Congress also will exit without any serious effort to edge away from the “fiscal cliff,” the prospect of economy-damaging budget chaos if it doesn’t act by year’s end. Bush-era tax cuts are due to expire, and automatic spending cuts will take effect unless alternatives are passed.

The public is noticing, as the legislative failures stir uncertainty and further roil the weak economy. This Congress’ approval ratings were stuck at 13 percent in a Gallup survey Sept. 6-9, the lowest the pollster has ever logged this late in an election year since such measurements began in 1974.

The final days of Congress in a presidential election year are almost always freighted with political tensions, but the nakedness of Senate politics Thursday was particularly bold.

Take the politics of Tester’s tight re-election race against Rep. Denny Rehberg, a Republican. Rehberg had already pushed through the House a set of measures coveted by sportsmen in Montana, but the Rehberg bill had come under some fire in his home state for shortcomings and drafting errors.

Democrats saw a chance to help Tester with a Senate version that would be even sweeter to the hunters and fishermen in Montana.

The bill would increase access for recreational hunting and fishing, particularly on federal public lands, o clear the way for bows to be transported across national-park lands — a privilege now enjoyed by gun owners.

Reid decided the last vote before recessing for the campaigns would be a procedural motion to take up Tester’s bill. That way the Montanan could campaign with his “sportsmen’s package” as pending business before the Senate, business he would say would come to fruition only with his re-election.

Republicans refused to go along. If no earlier agreement is reached, the Senate will be forced to take a procedural vote early Sunday, pass the stopgap spending bill six hours later, vote to move to the Tester measure and then head home.

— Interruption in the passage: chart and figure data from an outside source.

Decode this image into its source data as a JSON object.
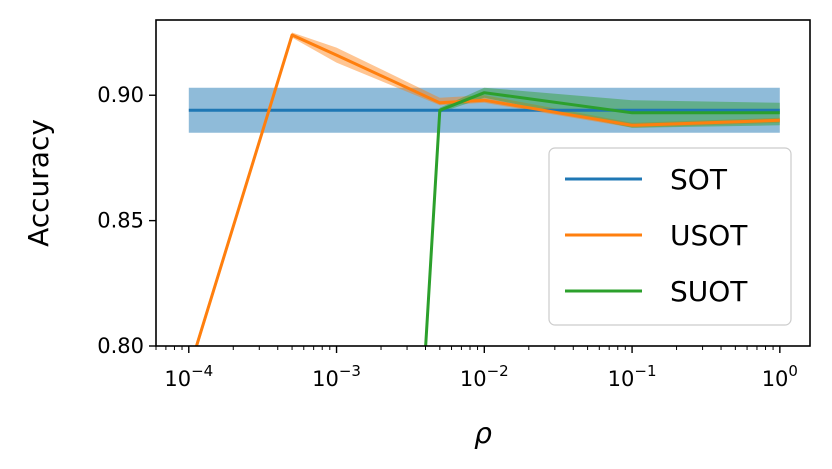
{
  "chart_data": {
    "type": "line",
    "title": "",
    "xlabel": "ρ",
    "ylabel": "Accuracy",
    "xscale": "log",
    "xlim": [
      6e-05,
      1.6
    ],
    "ylim": [
      0.8,
      0.93
    ],
    "x_ticks": [
      {
        "value": 0.0001,
        "base": "10",
        "exp": "−4"
      },
      {
        "value": 0.001,
        "base": "10",
        "exp": "−3"
      },
      {
        "value": 0.01,
        "base": "10",
        "exp": "−2"
      },
      {
        "value": 0.1,
        "base": "10",
        "exp": "−1"
      },
      {
        "value": 1,
        "base": "10",
        "exp": "0"
      }
    ],
    "y_ticks": [
      {
        "value": 0.8,
        "label": "0.80"
      },
      {
        "value": 0.85,
        "label": "0.85"
      },
      {
        "value": 0.9,
        "label": "0.90"
      }
    ],
    "grid": false,
    "legend_position": "lower-right",
    "series": [
      {
        "name": "SOT",
        "color": "#1f77b4",
        "x": [
          0.0001,
          1
        ],
        "y": [
          0.894,
          0.894
        ],
        "lower": [
          0.885,
          0.885
        ],
        "upper": [
          0.903,
          0.903
        ]
      },
      {
        "name": "USOT",
        "color": "#ff7f0e",
        "x": [
          0.0001,
          0.0005,
          0.001,
          0.005,
          0.01,
          0.1,
          1
        ],
        "y": [
          0.79,
          0.924,
          0.916,
          0.897,
          0.898,
          0.888,
          0.89
        ],
        "lower": [
          0.788,
          0.923,
          0.913,
          0.896,
          0.897,
          0.887,
          0.889
        ],
        "upper": [
          0.792,
          0.925,
          0.919,
          0.899,
          0.9,
          0.889,
          0.891
        ]
      },
      {
        "name": "SUOT",
        "color": "#2ca02c",
        "x": [
          0.004,
          0.005,
          0.01,
          0.1,
          1
        ],
        "y": [
          0.799,
          0.894,
          0.901,
          0.893,
          0.893
        ],
        "lower": [
          0.799,
          0.893,
          0.899,
          0.887,
          0.888
        ],
        "upper": [
          0.799,
          0.895,
          0.903,
          0.898,
          0.897
        ]
      }
    ]
  }
}
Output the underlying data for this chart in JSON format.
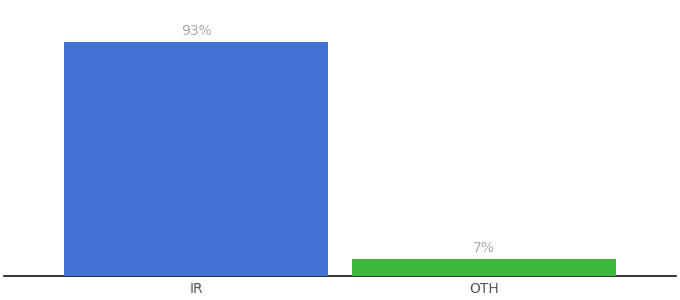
{
  "categories": [
    "IR",
    "OTH"
  ],
  "values": [
    93,
    7
  ],
  "bar_colors": [
    "#4472d4",
    "#3dba3d"
  ],
  "label_texts": [
    "93%",
    "7%"
  ],
  "background_color": "#ffffff",
  "text_color": "#aaaaaa",
  "label_fontsize": 10,
  "tick_fontsize": 10,
  "bar_width": 0.55,
  "x_positions": [
    0.3,
    0.9
  ],
  "xlim": [
    -0.1,
    1.3
  ],
  "ylim": [
    0,
    108
  ],
  "spine_color": "#111111"
}
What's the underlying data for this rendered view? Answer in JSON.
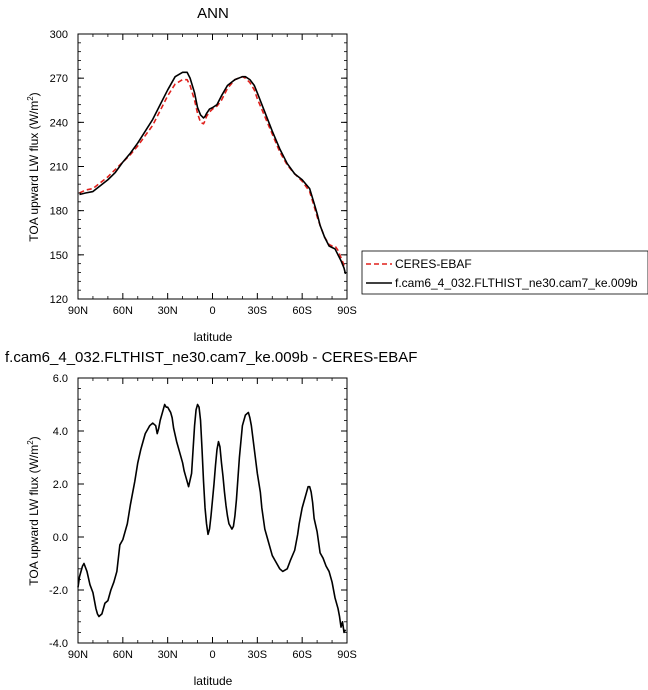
{
  "chart_data": [
    {
      "type": "line",
      "title": "ANN",
      "xlabel": "latitude",
      "ylabel": "TOA upward LW flux (W/m",
      "ylabel_superscript": "2",
      "ylabel_suffix": ")",
      "xlim": [
        90,
        -90
      ],
      "ylim": [
        120,
        300
      ],
      "x_ticks": [
        90,
        60,
        30,
        0,
        -30,
        -60,
        -90
      ],
      "x_tick_labels": [
        "90N",
        "60N",
        "30N",
        "0",
        "30S",
        "60S",
        "90S"
      ],
      "y_ticks": [
        120,
        150,
        180,
        210,
        240,
        270,
        300
      ],
      "y_tick_labels": [
        "120",
        "150",
        "180",
        "210",
        "240",
        "270",
        "300"
      ],
      "grid": false,
      "legend_position": "right",
      "series": [
        {
          "name": "CERES-EBAF",
          "color": "#e0201c",
          "dash": "dashed",
          "x": [
            89,
            85,
            80,
            75,
            70,
            65,
            60,
            55,
            50,
            45,
            40,
            35,
            30,
            25,
            20,
            17,
            15,
            12,
            10,
            8,
            6,
            5,
            4,
            2,
            0,
            -3,
            -6,
            -10,
            -15,
            -20,
            -22,
            -25,
            -28,
            -30,
            -35,
            -40,
            -45,
            -50,
            -55,
            -60,
            -65,
            -68,
            -70,
            -72,
            -75,
            -78,
            -80,
            -82,
            -84,
            -86,
            -88,
            -89
          ],
          "values": [
            192,
            194,
            195,
            199,
            203,
            208,
            213,
            218,
            224,
            231,
            238,
            248,
            258,
            266,
            269,
            269,
            265,
            255,
            246,
            240,
            239,
            241,
            244,
            247,
            249,
            251,
            255,
            263,
            269,
            271,
            270,
            267,
            262,
            256,
            244,
            232,
            220,
            211,
            205,
            200,
            193,
            183,
            176,
            170,
            162,
            157,
            156,
            156,
            153,
            148,
            143,
            141
          ]
        },
        {
          "name": "f.cam6_4_032.FLTHIST_ne30.cam7_ke.009b",
          "color": "#000000",
          "dash": "solid",
          "x": [
            89,
            85,
            80,
            75,
            70,
            65,
            60,
            55,
            50,
            45,
            40,
            35,
            30,
            25,
            20,
            17,
            15,
            12,
            10,
            8,
            6,
            5,
            4,
            2,
            0,
            -3,
            -6,
            -10,
            -15,
            -20,
            -22,
            -25,
            -28,
            -30,
            -35,
            -40,
            -45,
            -50,
            -55,
            -60,
            -65,
            -68,
            -70,
            -72,
            -75,
            -78,
            -80,
            -82,
            -84,
            -86,
            -88,
            -89
          ],
          "values": [
            191,
            192,
            193,
            197,
            201,
            206,
            213,
            219,
            226,
            234,
            242,
            252,
            262,
            271,
            274,
            274,
            270,
            260,
            250,
            245,
            243,
            244,
            246,
            249,
            250,
            252,
            258,
            265,
            269,
            271,
            271,
            269,
            265,
            260,
            247,
            234,
            222,
            212,
            205,
            201,
            195,
            185,
            178,
            170,
            162,
            156,
            155,
            154,
            150,
            146,
            141,
            137
          ]
        }
      ]
    },
    {
      "type": "line",
      "title": "f.cam6_4_032.FLTHIST_ne30.cam7_ke.009b - CERES-EBAF",
      "xlabel": "latitude",
      "ylabel": "TOA upward LW flux (W/m",
      "ylabel_superscript": "2",
      "ylabel_suffix": ")",
      "xlim": [
        90,
        -90
      ],
      "ylim": [
        -4.0,
        6.0
      ],
      "x_ticks": [
        90,
        60,
        30,
        0,
        -30,
        -60,
        -90
      ],
      "x_tick_labels": [
        "90N",
        "60N",
        "30N",
        "0",
        "30S",
        "60S",
        "90S"
      ],
      "y_ticks": [
        -4,
        -2,
        0,
        2,
        4,
        6
      ],
      "y_tick_labels": [
        "-4.0",
        "-2.0",
        "0.0",
        "2.0",
        "4.0",
        "6.0"
      ],
      "grid": false,
      "series": [
        {
          "color": "#000000",
          "dash": "solid",
          "x": [
            90,
            89,
            87,
            86,
            84,
            82,
            80,
            78,
            77,
            76,
            74,
            72,
            70,
            68,
            66,
            64,
            63,
            62,
            60,
            57,
            55,
            52,
            50,
            48,
            47,
            45,
            43,
            42,
            40,
            38,
            37,
            36,
            35,
            33,
            32,
            31,
            30,
            29,
            28,
            27,
            26,
            24,
            22,
            20,
            19,
            18,
            16,
            14,
            13,
            12,
            11,
            10,
            9,
            8,
            7,
            6,
            5,
            4,
            3,
            2,
            1,
            0,
            -1,
            -2,
            -3,
            -4,
            -5,
            -6,
            -7,
            -8,
            -9,
            -10,
            -11,
            -12,
            -13,
            -14,
            -15,
            -16,
            -17,
            -18,
            -19,
            -20,
            -22,
            -24,
            -25,
            -26,
            -28,
            -30,
            -32,
            -33,
            -34,
            -35,
            -37,
            -40,
            -42,
            -45,
            -47,
            -50,
            -52,
            -55,
            -57,
            -58,
            -60,
            -62,
            -63,
            -64,
            -65,
            -66,
            -67,
            -68,
            -70,
            -72,
            -74,
            -76,
            -78,
            -80,
            -82,
            -84,
            -85,
            -86,
            -87,
            -88,
            -89
          ],
          "values": [
            -1.9,
            -1.5,
            -1.1,
            -1.0,
            -1.3,
            -1.8,
            -2.1,
            -2.7,
            -2.9,
            -3.0,
            -2.9,
            -2.5,
            -2.4,
            -2.0,
            -1.7,
            -1.3,
            -0.8,
            -0.3,
            -0.1,
            0.5,
            1.2,
            2.1,
            2.8,
            3.3,
            3.5,
            3.9,
            4.1,
            4.2,
            4.3,
            4.2,
            3.9,
            4.1,
            4.4,
            4.8,
            5.0,
            4.9,
            4.9,
            4.8,
            4.7,
            4.5,
            4.1,
            3.6,
            3.2,
            2.8,
            2.5,
            2.3,
            1.9,
            2.4,
            3.3,
            4.2,
            4.8,
            5.0,
            4.9,
            4.4,
            3.3,
            2.1,
            1.1,
            0.5,
            0.1,
            0.3,
            0.8,
            1.4,
            2.0,
            2.7,
            3.3,
            3.6,
            3.4,
            2.8,
            2.3,
            1.7,
            1.2,
            0.8,
            0.5,
            0.4,
            0.3,
            0.4,
            0.8,
            1.4,
            2.2,
            3.0,
            3.6,
            4.2,
            4.6,
            4.7,
            4.5,
            4.2,
            3.3,
            2.4,
            1.7,
            1.1,
            0.7,
            0.3,
            -0.1,
            -0.7,
            -0.9,
            -1.2,
            -1.3,
            -1.2,
            -0.9,
            -0.5,
            0.1,
            0.5,
            1.1,
            1.5,
            1.7,
            1.9,
            1.9,
            1.7,
            1.3,
            0.7,
            0.2,
            -0.6,
            -0.8,
            -1.1,
            -1.3,
            -1.7,
            -2.3,
            -2.7,
            -3.0,
            -3.4,
            -3.2,
            -3.6,
            -3.5
          ]
        }
      ]
    }
  ]
}
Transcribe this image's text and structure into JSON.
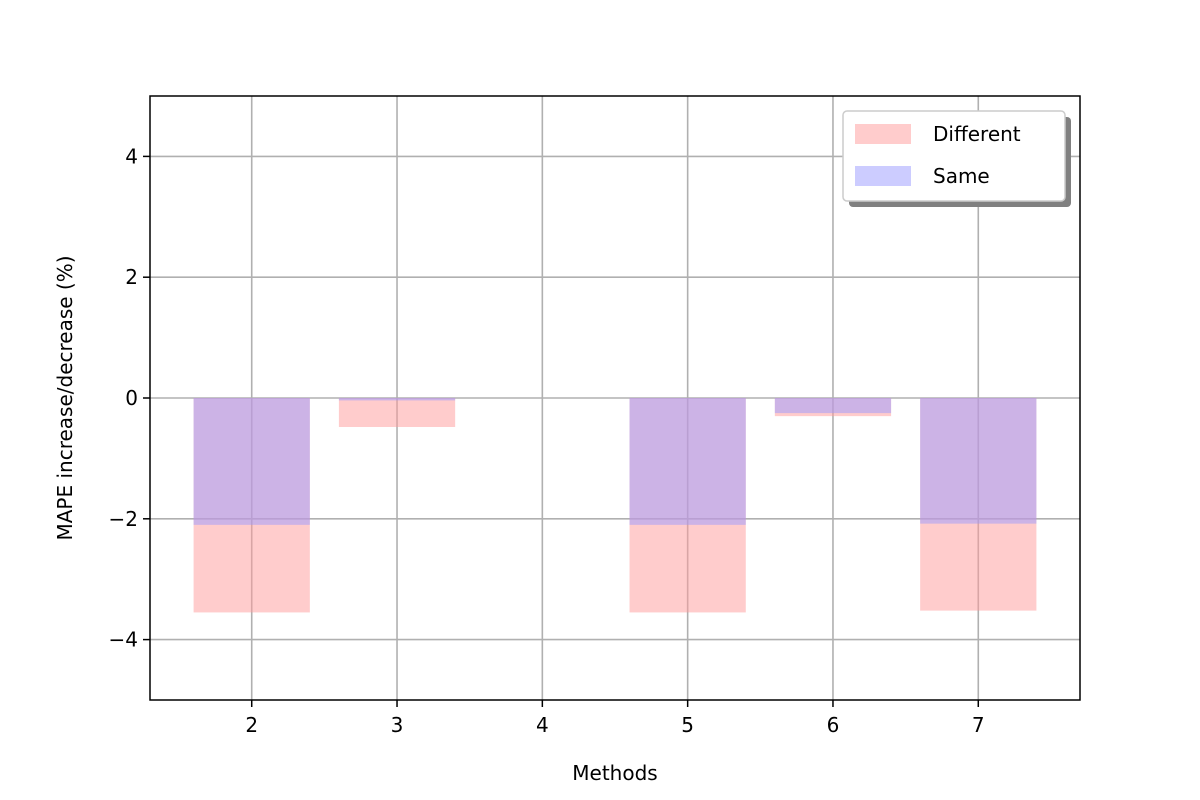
{
  "chart_data": {
    "type": "bar",
    "xlabel": "Methods",
    "ylabel": "MAPE increase/decrease (%)",
    "x": [
      2,
      3,
      4,
      5,
      6,
      7
    ],
    "xlim": [
      1.3,
      7.7
    ],
    "ylim": [
      -5,
      5
    ],
    "yticks": [
      -4,
      -2,
      0,
      2,
      4
    ],
    "ytick_labels": [
      "−4",
      "−2",
      "0",
      "2",
      "4"
    ],
    "xtick_labels": [
      "2",
      "3",
      "4",
      "5",
      "6",
      "7"
    ],
    "grid": true,
    "legend_position": "top-right",
    "series": [
      {
        "name": "Different",
        "color": "#ff9999",
        "opacity": 0.5,
        "values": [
          -3.55,
          -0.48,
          0,
          -3.55,
          -0.3,
          -3.52
        ]
      },
      {
        "name": "Same",
        "color": "#9999ff",
        "opacity": 0.5,
        "values": [
          -2.1,
          -0.04,
          0,
          -2.1,
          -0.25,
          -2.08
        ]
      }
    ]
  }
}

Lawmakers will be leaving after a September session that was on and off for less than two weeks, and after a summer recess that ran from Aug. 3 to Sept. 10. Congress is expected to return Nov. 13.

“Leaving town in disgrace,” said Sen. John McCain, R-Ariz., a 30-year congressional veteran.

“This is the most dysfunctional Congress I can remember,” said Craig Holman, government-affairs lobbyist for Public Citizen, a nonpartisan consumer-advocacy group. “I’ve never seen Capitol Hill work so poorly.”

Republicans and Democrats agree on this much: The inertia was spawned by the unusually hostile partisanship that’s come to dominate political dialogue and debate.

It’s not just the major battles. This Congress also struggled to pass what’s usually routine legislation.

Fights stalled action on highway legislation, extending domestic-violence laws, providing disaster aid and keeping interest rates low on student loans.

The summer recess didn’t cool passions; if anything, it inflamed them. No new 12-month budget would be considered. Instead, lawmakers settled for a six-month stopgap that, as evidenced by Thursday’s delay, was snared in political nastiness.

Perhaps the most obvious victims of this war have been post offices. The 112th Congress has approved renaming more than 25 post offices but has failed to agree on an overhaul measure to rescue the financially strapped Postal Service.

The agency reported losing $57 million a day in the last quarter, and it defaulted last month for the first time on health-benefits payments for future retirees. It’s set to miss a second payment of $5.6 million at the end of this month.

The Postal Service has been pressing Congress to allow it to do away with Saturday delivery and reduce its annual health payments. The Senate passed its version of a Postal Service bill in April, but the House has failed to act.

Postmaster General Patrick Donahoe recently may have inadvertently summed up not only the plight of post offices, but also the entire Congress. “This is no way to run any kind of business,” he said.